Al passo con i tempi

A causa della grossa influenza che le normative sulle emissioni hanno sullo sviluppo dei veicoli moderni, i produttori continuano a mettere mano al design: l’obiettivo è aumentare l’efficienza, senza dover sacrificare le prestazioni.

La KIA, casa automobilistica coreana, ha depositato 143 brevetti di nuove tecnologie nell’ambito di un programma di sviluppo di un cambio automatico compatto a 8 rapporti (8AT). Questo nuovo cambio permette un’accelerazione dolce da fermo, una maggiore efficienza dei consumi, migliorati livelli di NVH (Noise Vibration Harshness) perla riduzione di rumori e vibrazioni e, ad alti giri, un’accelerazione più decisa rispetto a un cambio automatico con meno marce.

Per migliorare i consumi del cambio 8AT, gli ingegneri della KIA hanno ridotto notevolmente la grandezza della pompa dell’olio (la fonte principale delle perdite di potenza in un cambio automatico) e hanno semplificato la struttura del corpo valvole. Grazie alla pompa dell’olio più piccola, installata nella produzione di questa classe, il cambio 8AT può utilizzare l’olio idraulico in modo più efficiente, poiché questo viene sempre distribuito uniformemente per tutta l’unità.

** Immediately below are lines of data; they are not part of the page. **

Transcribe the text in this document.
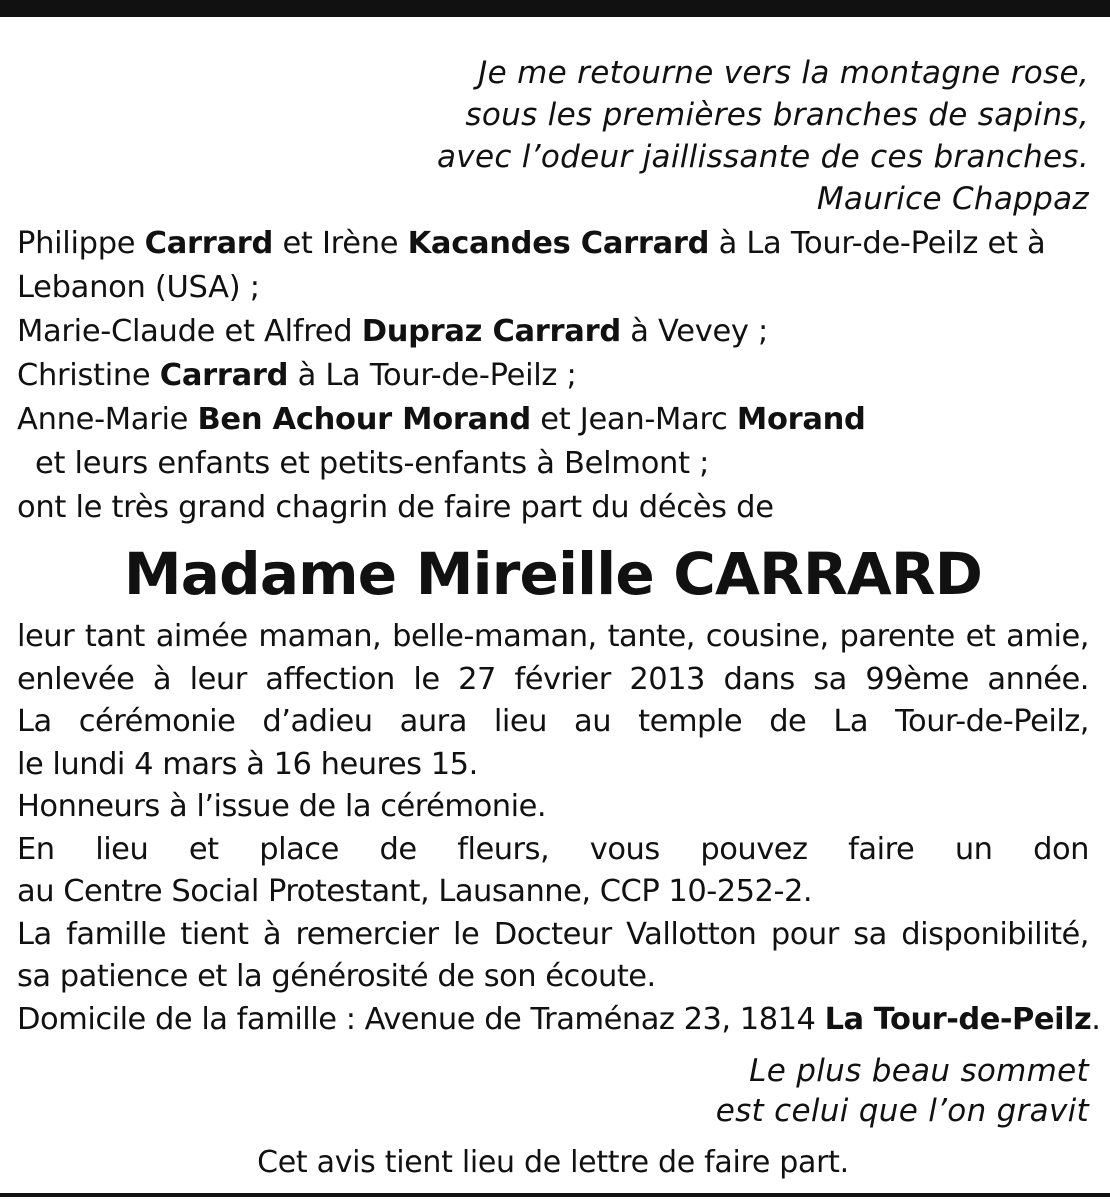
Je me retourne vers la montagne rose,
sous les premières branches de sapins,
avec l’odeur jaillissante de ces branches.
Maurice Chappaz
Philippe Carrard et Irène Kacandes Carrard à La Tour-de-Peilz et à
Lebanon (USA) ;
Marie-Claude et Alfred Dupraz Carrard à Vevey ;
Christine Carrard à La Tour-de-Peilz ;
Anne-Marie Ben Achour Morand et Jean-Marc Morand
et leurs enfants et petits-enfants à Belmont ;
ont le très grand chagrin de faire part du décès de
Madame Mireille CARRARD
leur tant aimée maman, belle-maman, tante, cousine, parente et amie,
enlevée à leur affection le 27 février 2013 dans sa 99ème année.
La cérémonie d’adieu aura lieu au temple de La Tour-de-Peilz,
le lundi 4 mars à 16 heures 15.
Honneurs à l’issue de la cérémonie.
En lieu et place de fleurs, vous pouvez faire un don
au Centre Social Protestant, Lausanne, CCP 10-252-2.
La famille tient à remercier le Docteur Vallotton pour sa disponibilité,
sa patience et la générosité de son écoute.
Domicile de la famille : Avenue de Traménaz 23, 1814 La Tour-de-Peilz.
Le plus beau sommet
est celui que l’on gravit
Cet avis tient lieu de lettre de faire part.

Il team di progettisti della KIA, inoltre, ha inserito un corpo valvole a comando diretto: questo permette di azionare direttamente la valvola magnetica della frizione, cosa che prima avveniva tramite più valvole di controllo. In questo modo è stato possibile ridurre le valvole di controllo da 20 a 12 e ciò non solo ha permesso un cambio di marcia più veloce e un collegamento meccanico diretto con il motore, ma ha portato come vantaggio anche un design più compatto.

La sfida di questo approccio rivoluzionario era garantire che la pompa più piccola fosse in grado di fornire ai diversi componenti – necessari per il funzionamento del cambio automatico -una pressione fino a 20 bar con una quantità sufficiente di fluido idraulico.

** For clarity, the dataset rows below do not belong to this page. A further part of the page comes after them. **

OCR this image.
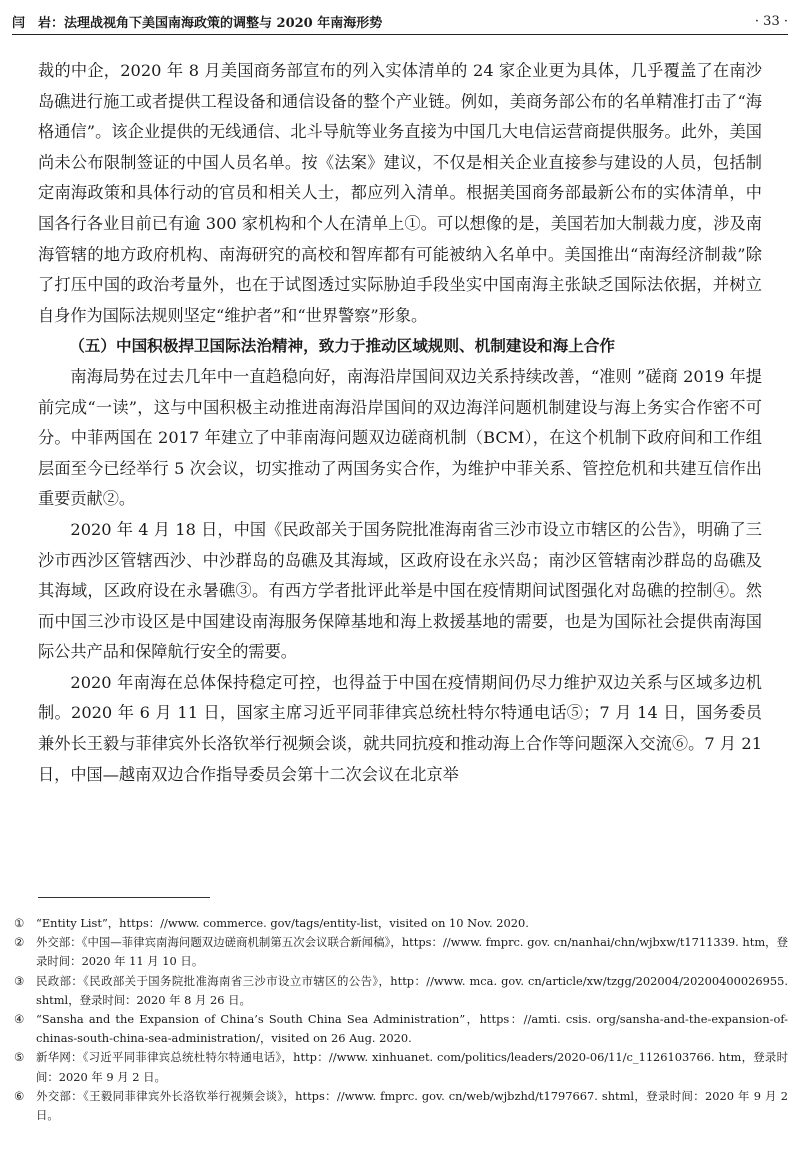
闫　岩：法理战视角下美国南海政策的调整与 2020 年南海形势	· 33 ·

裁的中企，2020 年 8 月美国商务部宣布的列入实体清单的 24 家企业更为具体，几乎覆盖了在南沙岛礁进行施工或者提供工程设备和通信设备的整个产业链。例如，美商务部公布的名单精准打击了“海格通信”。该企业提供的无线通信、北斗导航等业务直接为中国几大电信运营商提供服务。此外，美国尚未公布限制签证的中国人员名单。按《法案》建议，不仅是相关企业直接参与建设的人员，包括制定南海政策和具体行动的官员和相关人士，都应列入清单。根据美国商务部最新公布的实体清单，中国各行各业目前已有逾 300 家机构和个人在清单上①。可以想像的是，美国若加大制裁力度，涉及南海管辖的地方政府机构、南海研究的高校和智库都有可能被纳入名单中。美国推出“南海经济制裁”除了打压中国的政治考量外，也在于试图透过实际胁迫手段坐实中国南海主张缺乏国际法依据，并树立自身作为国际法规则坚定“维护者”和“世界警察”形象。

（五）中国积极捍卫国际法治精神，致力于推动区域规则、机制建设和海上合作

南海局势在过去几年中一直趋稳向好，南海沿岸国间双边关系持续改善，“准则 ”磋商 2019 年提前完成“一读”，这与中国积极主动推进南海沿岸国间的双边海洋问题机制建设与海上务实合作密不可分。中菲两国在 2017 年建立了中菲南海问题双边磋商机制（BCM），在这个机制下政府间和工作组层面至今已经举行 5 次会议，切实推动了两国务实合作，为维护中菲关系、管控危机和共建互信作出重要贡献②。

2020 年 4 月 18 日，中国《民政部关于国务院批准海南省三沙市设立市辖区的公告》，明确了三沙市西沙区管辖西沙、中沙群岛的岛礁及其海域，区政府设在永兴岛；南沙区管辖南沙群岛的岛礁及其海域，区政府设在永暑礁③。有西方学者批评此举是中国在疫情期间试图强化对岛礁的控制④。然而中国三沙市设区是中国建设南海服务保障基地和海上救援基地的需要，也是为国际社会提供南海国际公共产品和保障航行安全的需要。

2020 年南海在总体保持稳定可控，也得益于中国在疫情期间仍尽力维护双边关系与区域多边机制。2020 年 6 月 11 日，国家主席习近平同菲律宾总统杜特尔特通电话⑤；7 月 14 日，国务委员兼外长王毅与菲律宾外长洛钦举行视频会谈，就共同抗疫和推动海上合作等问题深入交流⑥。7 月 21 日，中国—越南双边合作指导委员会第十二次会议在北京举

①	“Entity List”，https：//www. commerce. gov/tags/entity-list，visited on 10 Nov. 2020.
②	外交部：《中国—菲律宾南海问题双边磋商机制第五次会议联合新闻稿》，https：//www. fmprc. gov. cn/nanhai/chn/wjbxw/t1711339. htm，登录时间：2020 年 11 月 10 日。
③	民政部：《民政部关于国务院批准海南省三沙市设立市辖区的公告》，http：//www. mca. gov. cn/article/xw/tzgg/202004/20200400026955. shtml，登录时间：2020 年 8 月 26 日。
④	“Sansha and the Expansion of China’s South China Sea Administration”，https：//amti. csis. org/sansha-and-the-expansion-of-chinas-south-china-sea-administration/，visited on 26 Aug. 2020.
⑤	新华网：《习近平同菲律宾总统杜特尔特通电话》，http：//www. xinhuanet. com/politics/leaders/2020-06/11/c_1126103766. htm，登录时间：2020 年 9 月 2 日。
⑥	外交部：《王毅同菲律宾外长洛钦举行视频会谈》，https：//www. fmprc. gov. cn/web/wjbzhd/t1797667. shtml，登录时间：2020 年 9 月 2 日。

Durante i testi di sviluppo, l’unità è stata portata alla temperatura di funzionamento e si è proceduto a misurare la pressione del tubo principale sia col motore al minimo che con la valvola a farfalla completamente aperta, al fine di garantire che la pompa fosse all’altezza di questo compito. Va precisato ancora una volta che, per via dell’importanza fondamentale che rivestono i risultati dei test, sono stati utilizzati solamente trasmettitori di pressione di alta qualità dotati di certificazione di laboratorio.